Rook 'n' roll was a welcoming noise that met you as you descended the stairs to the club. It was standing halfway between the bar and the stage, one ear taking in the classics of yesterday from a juke box that educated and entertained, the other the classics of tomorrow.
It was movement and heat and noise, like the first time I saw the Clash on that stage. It was anyone getting up there and playing. Like Jayne, bald and screaming in the early days of Big In Japan. It's nothing to do with Top Of The Pops, or The Old Grey Whistle Test, or records on the radio, or two hours sitting watching a "show" at Liverpool Empire.
Pictures of Eric's: the most glorious gig of this year, Lux Interior, clad only in a pair of red underpants, falling through the audience and onto the ground while the rest of the Cramps just keep on playing. Then up again, wrenching light fittings from the ceiling, pulling down handfuls of roof until I thought there'd be no club left to close down. What a way to go...
Everyone played best at Eric's. "If I gave marks out of ten for towns, then Liverpool would get 13," said Lux Interior.
Another picture: the saddest gig of the year. The last night, but nobody knows it yet. Everyone's here, just in case. Friends, rivals, cliques, incipient stars who first began on that stage. "God save Eric's" scrawled on a table. Wah Heat announce, "We're the last Liverpool band to play Eric's," and we try not to believe it. The Psychedelic Furs play, their sombre music fitting the mood.
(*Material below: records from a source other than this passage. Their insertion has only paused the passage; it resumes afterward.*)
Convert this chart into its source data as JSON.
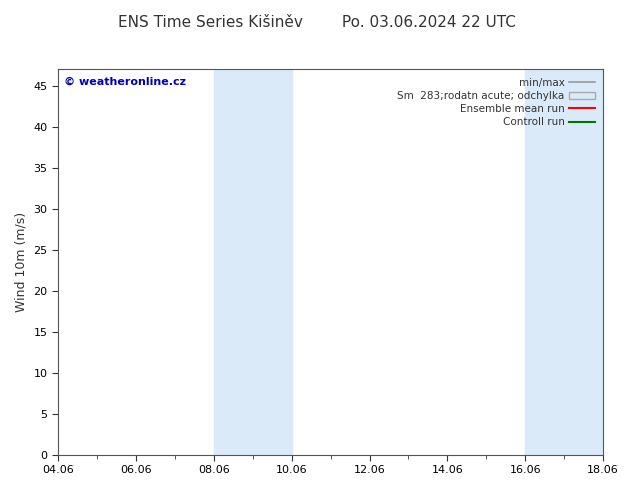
{
  "title": "ENS Time Series Kišiněv        Po. 03.06.2024 22 UTC",
  "ylabel": "Wind 10m (m/s)",
  "ylim": [
    0,
    47
  ],
  "yticks": [
    0,
    5,
    10,
    15,
    20,
    25,
    30,
    35,
    40,
    45
  ],
  "xtick_labels": [
    "04.06",
    "06.06",
    "08.06",
    "10.06",
    "12.06",
    "14.06",
    "16.06",
    "18.06"
  ],
  "xtick_positions": [
    0,
    2,
    4,
    6,
    8,
    10,
    12,
    14
  ],
  "xlim": [
    0,
    14
  ],
  "bg_color": "#ffffff",
  "plot_bg_color": "#ffffff",
  "shaded_bands": [
    {
      "x_start": 4.0,
      "x_end": 6.0,
      "color": "#daeaf8"
    },
    {
      "x_start": 12.0,
      "x_end": 14.0,
      "color": "#daeaf8"
    }
  ],
  "watermark_text": "© weatheronline.cz",
  "watermark_color": "#0000bb",
  "legend_entries": [
    {
      "label": "min/max",
      "type": "line",
      "color": "#999999",
      "lw": 1.2
    },
    {
      "label": "Sm  283;rodatn acute; odchylka",
      "type": "box",
      "facecolor": "#daeaf8",
      "edgecolor": "#aaaaaa"
    },
    {
      "label": "Ensemble mean run",
      "type": "line",
      "color": "#ff0000",
      "lw": 1.5
    },
    {
      "label": "Controll run",
      "type": "line",
      "color": "#007700",
      "lw": 1.5
    }
  ],
  "spine_color": "#555555",
  "tick_color": "#333333",
  "font_color": "#333333",
  "title_fontsize": 11,
  "axis_label_fontsize": 9,
  "tick_fontsize": 8,
  "legend_fontsize": 7.5
}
Cut to two police vans screeching across the empty car park that was once the Cavern. Magnificent irony.
Cut to inside the club. While people are being searched and generally degraded, Wah Heat play 'I Fought The Law'.
Last picture. A day later. It would have been the 54th birthday of Jimmy Kelly, the Liverpool man who died in police custody. Mathew Street looks depressing, the daylight illuminating brick walls and empty spaces. Outside the club, spiky uniforms gather, waiting to begin the protest march. An old man stands muttering: he fought the war for us. Police everywhere, surrounding us, making us the criminals.
But the march is a moment of glory, a statement. The citizens of Liverpool don't like the sight. They'd like to sweep us under the carpet, but they've taken the carpet away.
Whatever happens now, something's lost forever. We can only hope that with every ending comes a beginning. Or just think of the new graffiti outside the club: "The spirit lives on."
The aftermath
Thanks to Les Mouzer for digging out these photos.
Who needs social media?
These were doing the rounds after the last night at Eric’s.
Edit:
The last two items are from my personal archive. This article from Challenge magazine was written by Joe McKechnie, who sent it to me after reading this newsletter.
Great venue! Excellent heartfelt piece. Thanks, Penny
Never made it to Eric's, but spent many nights (over the same period) at Sheffield's Limit Club, and your piece reminded me how much 'where you saw it' can be a huge part of treasured musical memories.